Écrit par Fayçal Métaoui
Évaluer cet élément
(0 Votes)

L’Europe, qui refuse de voir l’arrivée de l’hiver démographique, ne sait presque plus quoi faire de ses vieux. Et, les personnes âgées sont perdues face au naufrage de la vieillesse dans un continent où la vie moderne a effacé certaines valeurs. Le Luxembourgeois Andy Bausch le suggère clairement dans sa comédie noire «Rusty boys» (Garçons rouillés), projetée, mardi soir, à la salle Ibn Zeydoun, à l’occasion du 9e Festival international du cinéma d’Alger (Fica).

Fons (Marco Lorenzini), Nuckes (André Jung), Lull (Paul Greisch) et Jangi (Fernand Fox), âgés entre 65 et 84 ans, se sentent à l’étroit dans une maison de retraite où les règles sont strictes et absurdes. La jeune directrice (Fabienne Elaine Hollwege) se comporte avec les pensionnaires comme une institutrice sévère. Ils n’ont pas le droit de fumer, de boire, de regarder les films qu’ils veulent à la télé… Fons, Nuckes, Lull et Jangi décident de quitter les lieux en quête de liberté, d’autres sont renvoyés pour «mauvais comportement». Ils se rebellent à leur manière.
Ils ne peuvent plus compter sur leurs enfants, eux-même engloutis dans les problèmes de tous les jours. «Je paye mes factures et tes factures», dit Lull à son fils, un artiste raté. Une pensionnaire dit à sa fille : «Je t’ai légué ma maison, et voilà où je me retrouve».
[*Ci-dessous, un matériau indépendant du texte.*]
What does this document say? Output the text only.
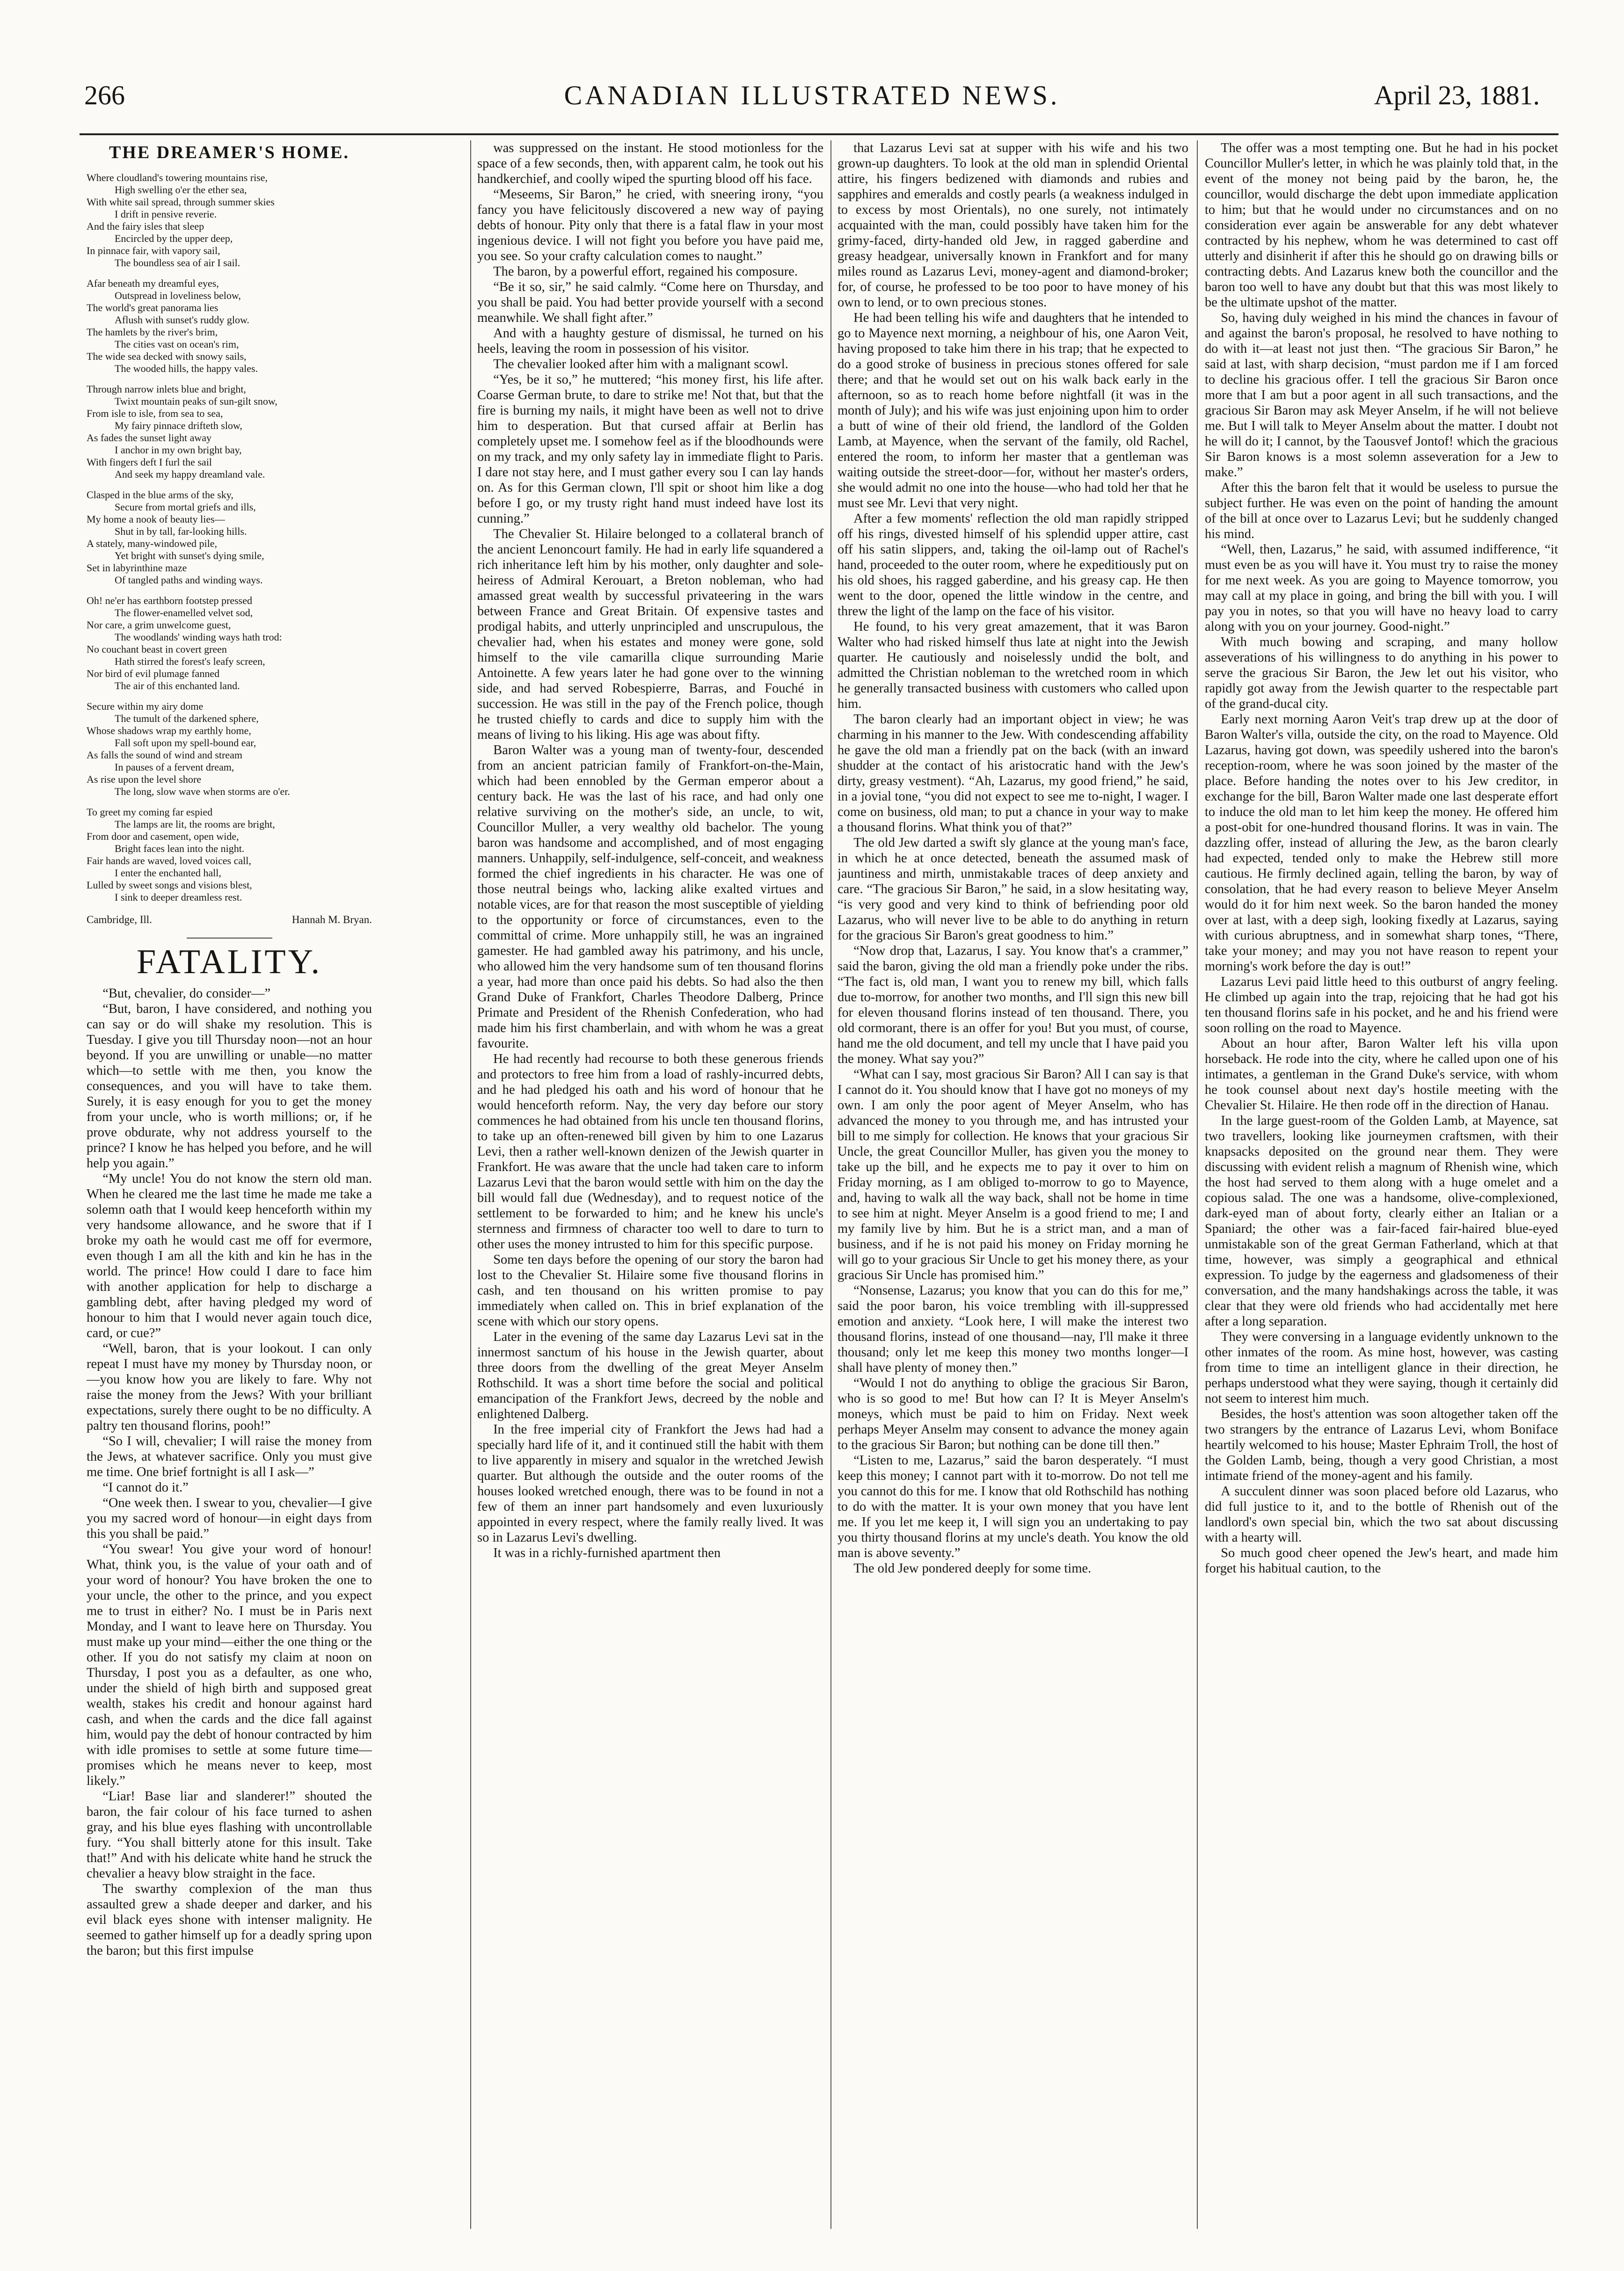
266	CANADIAN ILLUSTRATED NEWS.	April 23, 1881.
THE DREAMER'S HOME.
Where cloudland's towering mountains rise,
High swelling o'er the ether sea,
With white sail spread, through summer skies
I drift in pensive reverie.
And the fairy isles that sleep
Encircled by the upper deep,
In pinnace fair, with vapory sail,
The boundless sea of air I sail.
Afar beneath my dreamful eyes,
Outspread in loveliness below,
The world's great panorama lies
Aflush with sunset's ruddy glow.
The hamlets by the river's brim,
The cities vast on ocean's rim,
The wide sea decked with snowy sails,
The wooded hills, the happy vales.
Through narrow inlets blue and bright,
Twixt mountain peaks of sun-gilt snow,
From isle to isle, from sea to sea,
My fairy pinnace drifteth slow,
As fades the sunset light away
I anchor in my own bright bay,
With fingers deft I furl the sail
And seek my happy dreamland vale.
Clasped in the blue arms of the sky,
Secure from mortal griefs and ills,
My home a nook of beauty lies—
Shut in by tall, far-looking hills.
A stately, many-windowed pile,
Yet bright with sunset's dying smile,
Set in labyrinthine maze
Of tangled paths and winding ways.
Oh! ne'er has earthborn footstep pressed
The flower-enamelled velvet sod,
Nor care, a grim unwelcome guest,
The woodlands' winding ways hath trod:
No couchant beast in covert green
Hath stirred the forest's leafy screen,
Nor bird of evil plumage fanned
The air of this enchanted land.
Secure within my airy dome
The tumult of the darkened sphere,
Whose shadows wrap my earthly home,
Fall soft upon my spell-bound ear,
As falls the sound of wind and stream
In pauses of a fervent dream,
As rise upon the level shore
The long, slow wave when storms are o'er.
To greet my coming far espied
The lamps are lit, the rooms are bright,
From door and casement, open wide,
Bright faces lean into the night.
Fair hands are waved, loved voices call,
I enter the enchanted hall,
Lulled by sweet songs and visions blest,
I sink to deeper dreamless rest.
Cambridge, Ill.	Hannah M. Bryan.
FATALITY.

“But, chevalier, do consider—”

“But, baron, I have considered, and nothing you can say or do will shake my resolution. This is Tuesday. I give you till Thursday noon—not an hour beyond. If you are unwilling or unable—no matter which—to settle with me then, you know the consequences, and you will have to take them. Surely, it is easy enough for you to get the money from your uncle, who is worth millions; or, if he prove obdurate, why not address yourself to the prince? I know he has helped you before, and he will help you again.”

“My uncle! You do not know the stern old man. When he cleared me the last time he made me take a solemn oath that I would keep henceforth within my very handsome allowance, and he swore that if I broke my oath he would cast me off for evermore, even though I am all the kith and kin he has in the world. The prince! How could I dare to face him with another application for help to discharge a gambling debt, after having pledged my word of honour to him that I would never again touch dice, card, or cue?”

“Well, baron, that is your lookout. I can only repeat I must have my money by Thursday noon, or—you know how you are likely to fare. Why not raise the money from the Jews? With your brilliant expectations, surely there ought to be no difficulty. A paltry ten thousand florins, pooh!”

“So I will, chevalier; I will raise the money from the Jews, at whatever sacrifice. Only you must give me time. One brief fortnight is all I ask—”

“I cannot do it.”

“One week then. I swear to you, chevalier—I give you my sacred word of honour—in eight days from this you shall be paid.”

“You swear! You give your word of honour! What, think you, is the value of your oath and of your word of honour? You have broken the one to your uncle, the other to the prince, and you expect me to trust in either? No. I must be in Paris next Monday, and I want to leave here on Thursday. You must make up your mind—either the one thing or the other. If you do not satisfy my claim at noon on Thursday, I post you as a defaulter, as one who, under the shield of high birth and supposed great wealth, stakes his credit and honour against hard cash, and when the cards and the dice fall against him, would pay the debt of honour contracted by him with idle promises to settle at some future time—promises which he means never to keep, most likely.”

“Liar! Base liar and slanderer!” shouted the baron, the fair colour of his face turned to ashen gray, and his blue eyes flashing with uncontrollable fury. “You shall bitterly atone for this insult. Take that!” And with his delicate white hand he struck the chevalier a heavy blow straight in the face.

The swarthy complexion of the man thus assaulted grew a shade deeper and darker, and his evil black eyes shone with intenser malignity. He seemed to gather himself up for a deadly spring upon the baron; but this first impulse

was suppressed on the instant. He stood motionless for the space of a few seconds, then, with apparent calm, he took out his handkerchief, and coolly wiped the spurting blood off his face.

“Meseems, Sir Baron,” he cried, with sneering irony, “you fancy you have felicitously discovered a new way of paying debts of honour. Pity only that there is a fatal flaw in your most ingenious device. I will not fight you before you have paid me, you see. So your crafty calculation comes to naught.”

The baron, by a powerful effort, regained his composure.

“Be it so, sir,” he said calmly. “Come here on Thursday, and you shall be paid. You had better provide yourself with a second meanwhile. We shall fight after.”

And with a haughty gesture of dismissal, he turned on his heels, leaving the room in possession of his visitor.

The chevalier looked after him with a malignant scowl.

“Yes, be it so,” he muttered; “his money first, his life after. Coarse German brute, to dare to strike me! Not that, but that the fire is burning my nails, it might have been as well not to drive him to desperation. But that cursed affair at Berlin has completely upset me. I somehow feel as if the bloodhounds were on my track, and my only safety lay in immediate flight to Paris. I dare not stay here, and I must gather every sou I can lay hands on. As for this German clown, I'll spit or shoot him like a dog before I go, or my trusty right hand must indeed have lost its cunning.”

The Chevalier St. Hilaire belonged to a collateral branch of the ancient Lenoncourt family. He had in early life squandered a rich inheritance left him by his mother, only daughter and sole-heiress of Admiral Kerouart, a Breton nobleman, who had amassed great wealth by successful privateering in the wars between France and Great Britain. Of expensive tastes and prodigal habits, and utterly unprincipled and unscrupulous, the chevalier had, when his estates and money were gone, sold himself to the vile camarilla clique surrounding Marie Antoinette. A few years later he had gone over to the winning side, and had served Robespierre, Barras, and Fouché in succession. He was still in the pay of the French police, though he trusted chiefly to cards and dice to supply him with the means of living to his liking. His age was about fifty.

Baron Walter was a young man of twenty-four, descended from an ancient patrician family of Frankfort-on-the-Main, which had been ennobled by the German emperor about a century back. He was the last of his race, and had only one relative surviving on the mother's side, an uncle, to wit, Councillor Muller, a very wealthy old bachelor. The young baron was handsome and accomplished, and of most engaging manners. Unhappily, self-indulgence, self-conceit, and weakness formed the chief ingredients in his character. He was one of those neutral beings who, lacking alike exalted virtues and notable vices, are for that reason the most susceptible of yielding to the opportunity or force of circumstances, even to the committal of crime. More unhappily still, he was an ingrained gamester. He had gambled away his patrimony, and his uncle, who allowed him the very handsome sum of ten thousand florins a year, had more than once paid his debts. So had also the then Grand Duke of Frankfort, Charles Theodore Dalberg, Prince Primate and President of the Rhenish Confederation, who had made him his first chamberlain, and with whom he was a great favourite.

He had recently had recourse to both these generous friends and protectors to free him from a load of rashly-incurred debts, and he had pledged his oath and his word of honour that he would henceforth reform. Nay, the very day before our story commences he had obtained from his uncle ten thousand florins, to take up an often-renewed bill given by him to one Lazarus Levi, then a rather well-known denizen of the Jewish quarter in Frankfort. He was aware that the uncle had taken care to inform Lazarus Levi that the baron would settle with him on the day the bill would fall due (Wednesday), and to request notice of the settlement to be forwarded to him; and he knew his uncle's sternness and firmness of character too well to dare to turn to other uses the money intrusted to him for this specific purpose.

Some ten days before the opening of our story the baron had lost to the Chevalier St. Hilaire some five thousand florins in cash, and ten thousand on his written promise to pay immediately when called on. This in brief explanation of the scene with which our story opens.

Later in the evening of the same day Lazarus Levi sat in the innermost sanctum of his house in the Jewish quarter, about three doors from the dwelling of the great Meyer Anselm Rothschild. It was a short time before the social and political emancipation of the Frankfort Jews, decreed by the noble and enlightened Dalberg.

In the free imperial city of Frankfort the Jews had had a specially hard life of it, and it continued still the habit with them to live apparently in misery and squalor in the wretched Jewish quarter. But although the outside and the outer rooms of the houses looked wretched enough, there was to be found in not a few of them an inner part handsomely and even luxuriously appointed in every respect, where the family really lived. It was so in Lazarus Levi's dwelling.

It was in a richly-furnished apartment then

that Lazarus Levi sat at supper with his wife and his two grown-up daughters. To look at the old man in splendid Oriental attire, his fingers bedizened with diamonds and rubies and sapphires and emeralds and costly pearls (a weakness indulged in to excess by most Orientals), no one surely, not intimately acquainted with the man, could possibly have taken him for the grimy-faced, dirty-handed old Jew, in ragged gaberdine and greasy headgear, universally known in Frankfort and for many miles round as Lazarus Levi, money-agent and diamond-broker; for, of course, he professed to be too poor to have money of his own to lend, or to own precious stones.

He had been telling his wife and daughters that he intended to go to Mayence next morning, a neighbour of his, one Aaron Veit, having proposed to take him there in his trap; that he expected to do a good stroke of business in precious stones offered for sale there; and that he would set out on his walk back early in the afternoon, so as to reach home before nightfall (it was in the month of July); and his wife was just enjoining upon him to order a butt of wine of their old friend, the landlord of the Golden Lamb, at Mayence, when the servant of the family, old Rachel, entered the room, to inform her master that a gentleman was waiting outside the street-door—for, without her master's orders, she would admit no one into the house—who had told her that he must see Mr. Levi that very night.

After a few moments' reflection the old man rapidly stripped off his rings, divested himself of his splendid upper attire, cast off his satin slippers, and, taking the oil-lamp out of Rachel's hand, proceeded to the outer room, where he expeditiously put on his old shoes, his ragged gaberdine, and his greasy cap. He then went to the door, opened the little window in the centre, and threw the light of the lamp on the face of his visitor.

He found, to his very great amazement, that it was Baron Walter who had risked himself thus late at night into the Jewish quarter. He cautiously and noiselessly undid the bolt, and admitted the Christian nobleman to the wretched room in which he generally transacted business with customers who called upon him.

The baron clearly had an important object in view; he was charming in his manner to the Jew. With condescending affability he gave the old man a friendly pat on the back (with an inward shudder at the contact of his aristocratic hand with the Jew's dirty, greasy vestment). “Ah, Lazarus, my good friend,” he said, in a jovial tone, “you did not expect to see me to-night, I wager. I come on business, old man; to put a chance in your way to make a thousand florins. What think you of that?”

The old Jew darted a swift sly glance at the young man's face, in which he at once detected, beneath the assumed mask of jauntiness and mirth, unmistakable traces of deep anxiety and care. “The gracious Sir Baron,” he said, in a slow hesitating way, “is very good and very kind to think of befriending poor old Lazarus, who will never live to be able to do anything in return for the gracious Sir Baron's great goodness to him.”

“Now drop that, Lazarus, I say. You know that's a crammer,” said the baron, giving the old man a friendly poke under the ribs. “The fact is, old man, I want you to renew my bill, which falls due to-morrow, for another two months, and I'll sign this new bill for eleven thousand florins instead of ten thousand. There, you old cormorant, there is an offer for you! But you must, of course, hand me the old document, and tell my uncle that I have paid you the money. What say you?”

“What can I say, most gracious Sir Baron? All I can say is that I cannot do it. You should know that I have got no moneys of my own. I am only the poor agent of Meyer Anselm, who has advanced the money to you through me, and has intrusted your bill to me simply for collection. He knows that your gracious Sir Uncle, the great Councillor Muller, has given you the money to take up the bill, and he expects me to pay it over to him on Friday morning, as I am obliged to-morrow to go to Mayence, and, having to walk all the way back, shall not be home in time to see him at night. Meyer Anselm is a good friend to me; I and my family live by him. But he is a strict man, and a man of business, and if he is not paid his money on Friday morning he will go to your gracious Sir Uncle to get his money there, as your gracious Sir Uncle has promised him.”

“Nonsense, Lazarus; you know that you can do this for me,” said the poor baron, his voice trembling with ill-suppressed emotion and anxiety. “Look here, I will make the interest two thousand florins, instead of one thousand—nay, I'll make it three thousand; only let me keep this money two months longer—I shall have plenty of money then.”

“Would I not do anything to oblige the gracious Sir Baron, who is so good to me! But how can I? It is Meyer Anselm's moneys, which must be paid to him on Friday. Next week perhaps Meyer Anselm may consent to advance the money again to the gracious Sir Baron; but nothing can be done till then.”

“Listen to me, Lazarus,” said the baron desperately. “I must keep this money; I cannot part with it to-morrow. Do not tell me you cannot do this for me. I know that old Rothschild has nothing to do with the matter. It is your own money that you have lent me. If you let me keep it, I will sign you an undertaking to pay you thirty thousand florins at my uncle's death. You know the old man is above seventy.”

The old Jew pondered deeply for some time.

The offer was a most tempting one. But he had in his pocket Councillor Muller's letter, in which he was plainly told that, in the event of the money not being paid by the baron, he, the councillor, would discharge the debt upon immediate application to him; but that he would under no circumstances and on no consideration ever again be answerable for any debt whatever contracted by his nephew, whom he was determined to cast off utterly and disinherit if after this he should go on drawing bills or contracting debts. And Lazarus knew both the councillor and the baron too well to have any doubt but that this was most likely to be the ultimate upshot of the matter.

So, having duly weighed in his mind the chances in favour of and against the baron's proposal, he resolved to have nothing to do with it—at least not just then. “The gracious Sir Baron,” he said at last, with sharp decision, “must pardon me if I am forced to decline his gracious offer. I tell the gracious Sir Baron once more that I am but a poor agent in all such transactions, and the gracious Sir Baron may ask Meyer Anselm, if he will not believe me. But I will talk to Meyer Anselm about the matter. I doubt not he will do it; I cannot, by the Taousvef Jontof! which the gracious Sir Baron knows is a most solemn asseveration for a Jew to make.”

After this the baron felt that it would be useless to pursue the subject further. He was even on the point of handing the amount of the bill at once over to Lazarus Levi; but he suddenly changed his mind.

“Well, then, Lazarus,” he said, with assumed indifference, “it must even be as you will have it. You must try to raise the money for me next week. As you are going to Mayence tomorrow, you may call at my place in going, and bring the bill with you. I will pay you in notes, so that you will have no heavy load to carry along with you on your journey. Good-night.”

With much bowing and scraping, and many hollow asseverations of his willingness to do anything in his power to serve the gracious Sir Baron, the Jew let out his visitor, who rapidly got away from the Jewish quarter to the respectable part of the grand-ducal city.

Early next morning Aaron Veit's trap drew up at the door of Baron Walter's villa, outside the city, on the road to Mayence. Old Lazarus, having got down, was speedily ushered into the baron's reception-room, where he was soon joined by the master of the place. Before handing the notes over to his Jew creditor, in exchange for the bill, Baron Walter made one last desperate effort to induce the old man to let him keep the money. He offered him a post-obit for one-hundred thousand florins. It was in vain. The dazzling offer, instead of alluring the Jew, as the baron clearly had expected, tended only to make the Hebrew still more cautious. He firmly declined again, telling the baron, by way of consolation, that he had every reason to believe Meyer Anselm would do it for him next week. So the baron handed the money over at last, with a deep sigh, looking fixedly at Lazarus, saying with curious abruptness, and in somewhat sharp tones, “There, take your money; and may you not have reason to repent your morning's work before the day is out!”

Lazarus Levi paid little heed to this outburst of angry feeling. He climbed up again into the trap, rejoicing that he had got his ten thousand florins safe in his pocket, and he and his friend were soon rolling on the road to Mayence.

About an hour after, Baron Walter left his villa upon horseback. He rode into the city, where he called upon one of his intimates, a gentleman in the Grand Duke's service, with whom he took counsel about next day's hostile meeting with the Chevalier St. Hilaire. He then rode off in the direction of Hanau.

In the large guest-room of the Golden Lamb, at Mayence, sat two travellers, looking like journeymen craftsmen, with their knapsacks deposited on the ground near them. They were discussing with evident relish a magnum of Rhenish wine, which the host had served to them along with a huge omelet and a copious salad. The one was a handsome, olive-complexioned, dark-eyed man of about forty, clearly either an Italian or a Spaniard; the other was a fair-faced fair-haired blue-eyed unmistakable son of the great German Fatherland, which at that time, however, was simply a geographical and ethnical expression. To judge by the eagerness and gladsomeness of their conversation, and the many handshakings across the table, it was clear that they were old friends who had accidentally met here after a long separation.

They were conversing in a language evidently unknown to the other inmates of the room. As mine host, however, was casting from time to time an intelligent glance in their direction, he perhaps understood what they were saying, though it certainly did not seem to interest him much.

Besides, the host's attention was soon altogether taken off the two strangers by the entrance of Lazarus Levi, whom Boniface heartily welcomed to his house; Master Ephraim Troll, the host of the Golden Lamb, being, though a very good Christian, a most intimate friend of the money-agent and his family.

A succulent dinner was soon placed before old Lazarus, who did full justice to it, and to the bottle of Rhenish out of the landlord's own special bin, which the two sat about discussing with a hearty will.

So much good cheer opened the Jew's heart, and made him forget his habitual caution, to the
A travers les dialogues et les situations, «Rusty boys» porte une féroce critique du «système» familial européen fait de rejet des personnes âgées, d’ingratitude des enfants et de froideur entre proches.
Fons et ses amis ont voulu racheter une maison pour en faire «un endroit autonome» où ils peuvent vivre en communauté, comme les hippies des années 1970.
Mais, ils se sont retrouvés face aux blocages bureaucratiques (oui, ça existe même au Luxembourg !) d’une ministre qui conditionne le lancement du projet par la possession «d’un capital», la création «d’une association avec des statuts et des membres» et d’autres choses.
Continuer de vivre…
La banque leur refuse le financement. Que faire ? Ils se débrouillent comme ils peuvent pour concrétiser leur projet de «retrouver» la liberté. « Cette maison est une nouvelle vie pour nous », dit l’amie de Lull. Poussés par l’énergie du désespoir, mais sans jamais perdre le sens de l’humour, les vieux copains vont surmonter leur douleur et leur mélancolie pour reprendre la route, une nouvelle fois.
La dissidence dans l’âme, ils ne se laisseront pas faire. La référence à l’univers cow-boy où seul le plus fort reste sur son cheval n’est pas un hasard. Sur la lancée de son précédent film, «Le club des chômeurs», Andy Bausch explore l’idée d’un certain humanisme qui se perd dans un monde impitoyable où l’argent est au cœur de tout, où l’égoïsme est érigé en valeur cardinale et où les ruptures sociales sont douloureuses. Moins agitée que «Les vieux fourneaux», la dernière comédie du genre du français Christophe Duthuron, «Rusty boys» rappelle que l’âge avancé et la faiblesse physique n’empêchent pas de continuer de vivre, de donner un bon coup de gouvernail pour changer la direction d’une existence. Rien n’est perdu d’avance. Tout peut arriver. Tout.
Avec des acteurs admirables et un scénario bien mené, Andy Bausch démontre, encore une fois, que la comédie n’est pas un art mineur lorsqu’il est question d’aborder des questions sérieuses et contemporaines.